Otro año, el tiempo nos jugó otra partida. La Pascua nos sorprendió con lluvia, y pasamos la mañana refugiadas en la cueva, zampando toda la comida que llevábamos. Al volver, caladas y risueñas, descubrimos que todavía no era ni mediodía. Llegamos a casa a tiempo para comer otra vez, como si la aventura no hubiese hecho más que abrirnos el apetito.
El Carraixet, sin embargo, también sabía transformarse en algo más grande que nosotros. Un año de lluvias torrenciales, se convirtió en un torrente imparable. Yo me perdí la mayor parte del espectáculo, pero aún alcancé a verlo cuando las aguas habían bajado a la mitad: un cauce cristalino sobre un lecho de cantos rodados, redondos y rosados, entre formaciones que brotaban como corales de secano. A los lados crecían miles de adelfas, que nosotros llamábamos baladre, pintando el paisaje de un verde obstinado.

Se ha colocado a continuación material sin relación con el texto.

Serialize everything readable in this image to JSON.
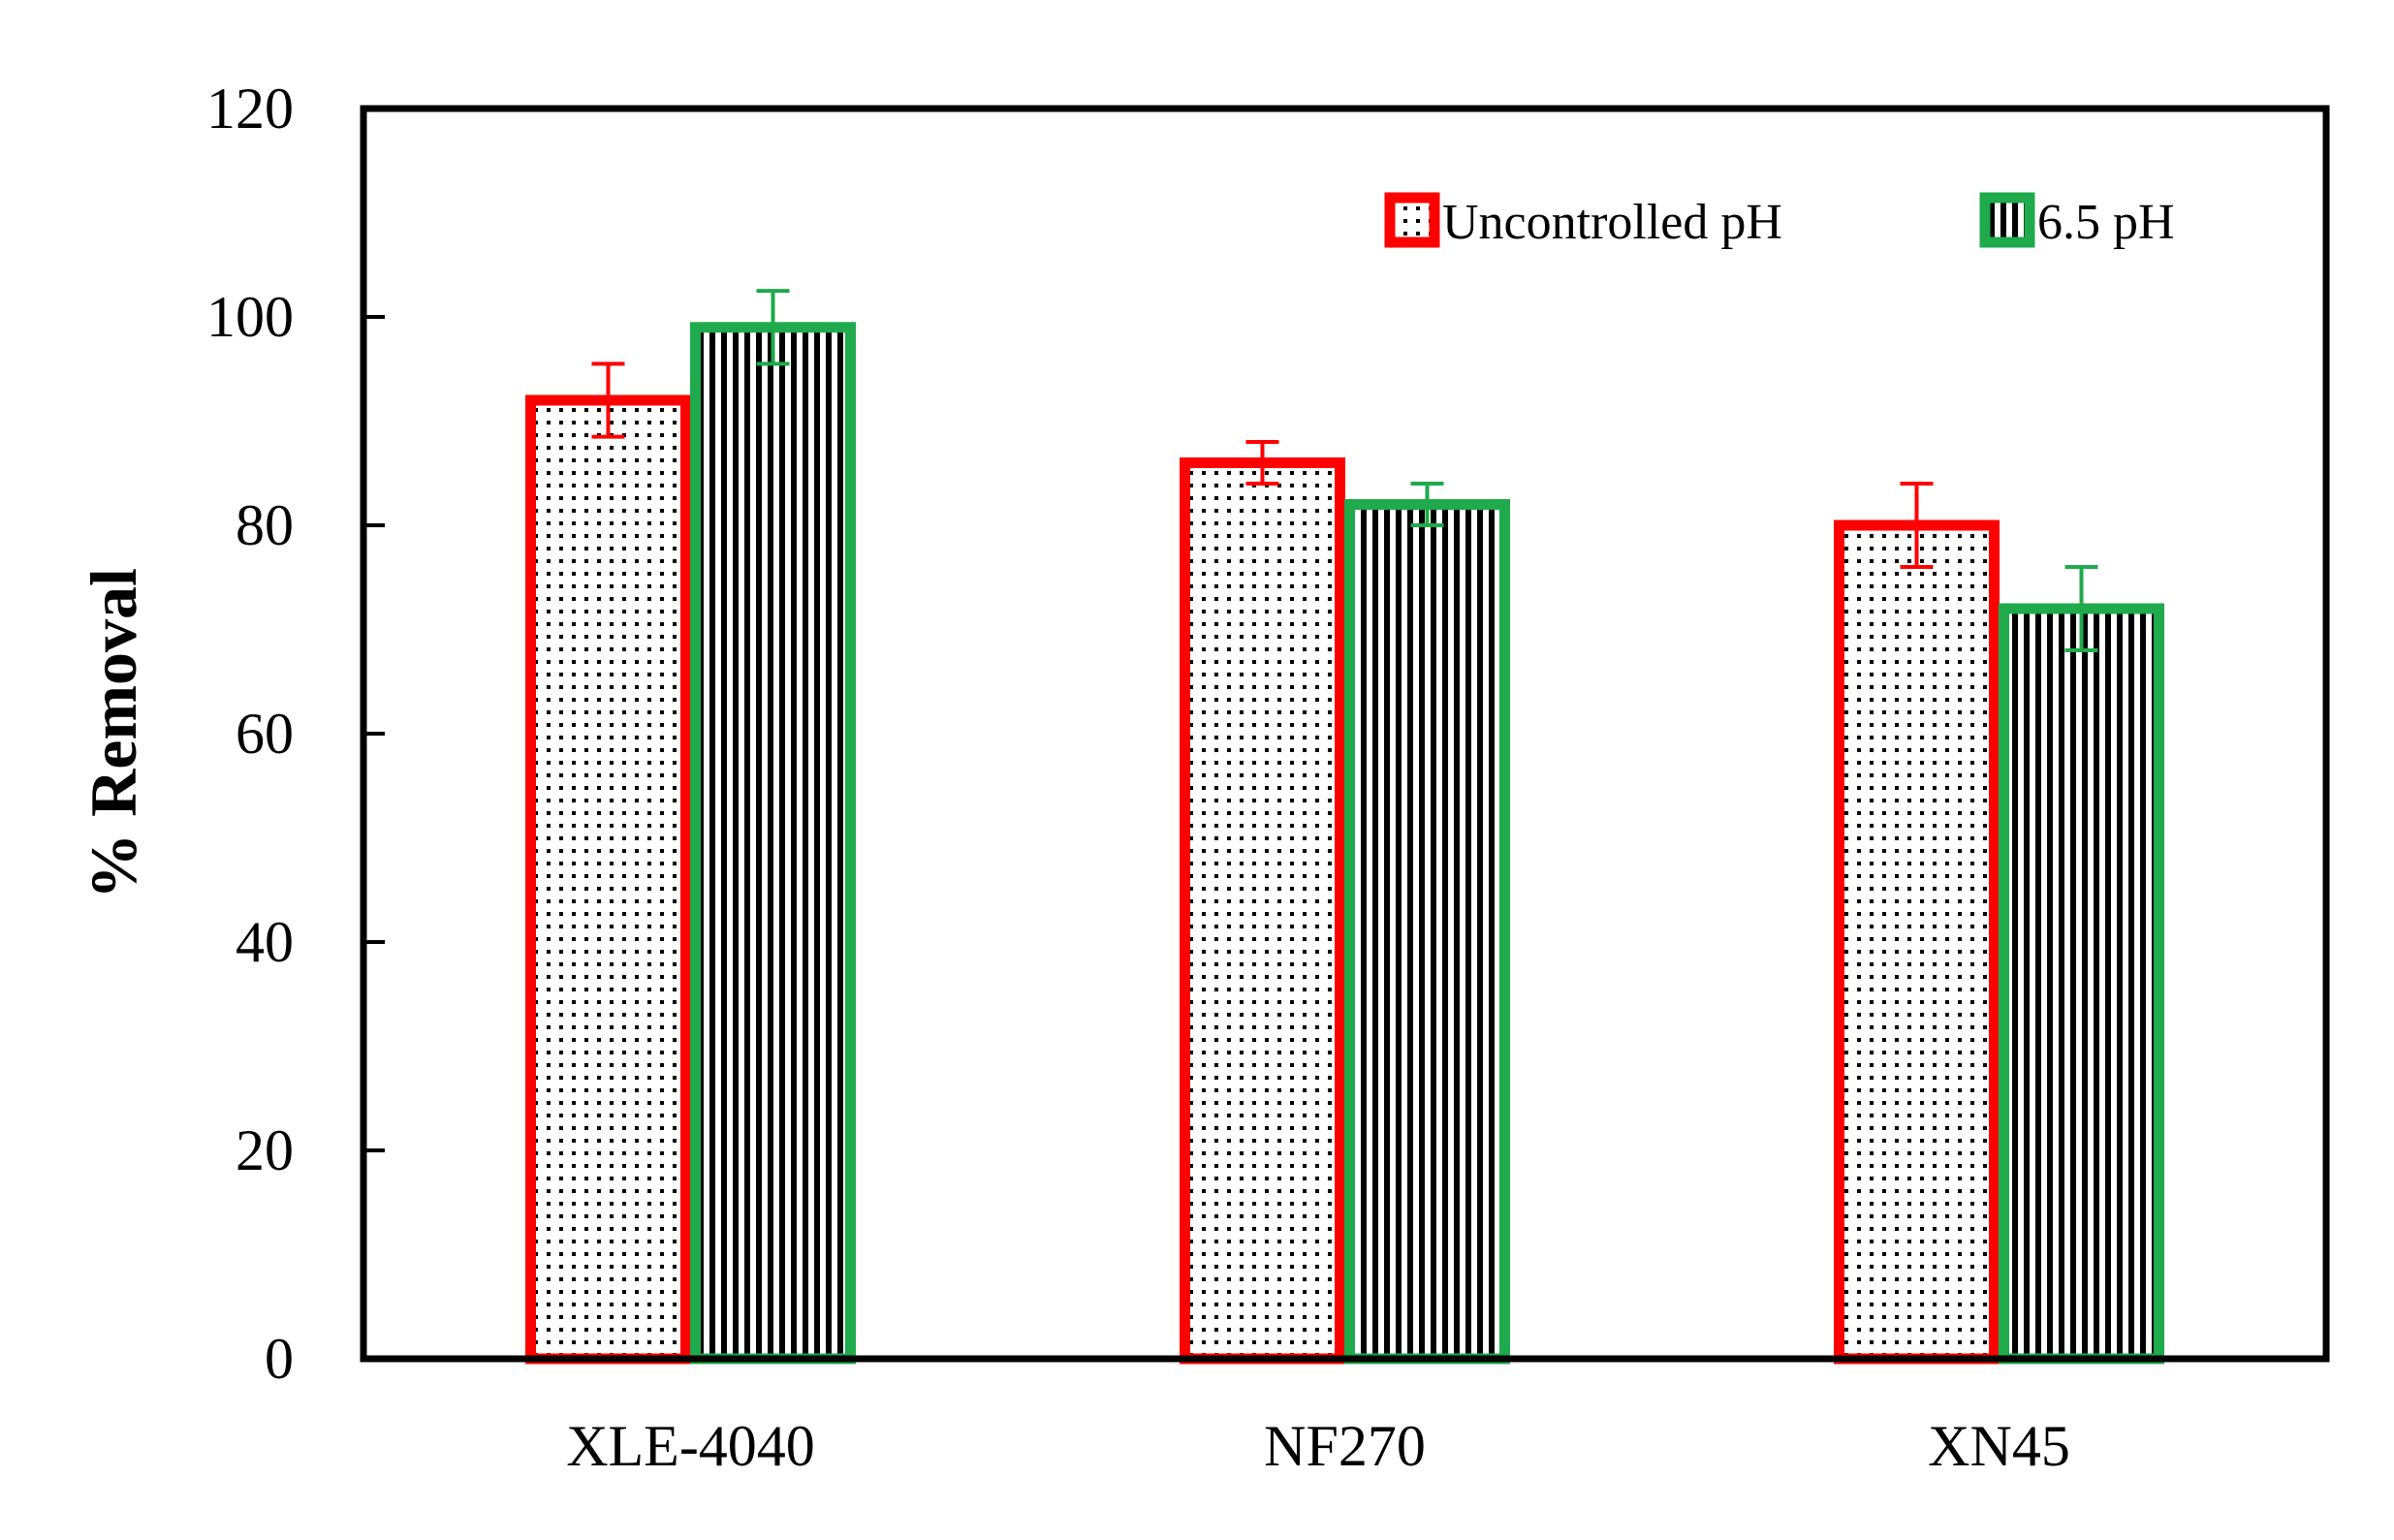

Y una vez, más raro todavía, Pedralvilla entera se vistió de blanco. La nieve cayó sobre tejados, calles de tierra y pinares. Nuestro mundo, de pronto, parecía otro país, y nos regaló un invierno irrepetible.
En esos días, entre la cuerda verde, las cuevas improvisadas, las lluvias y las nevadas milagrosas, comprendimos que la infancia no era un tiempo perdido, sino un reino entero donde cada esquina podía ser frontera, aventura o paraíso.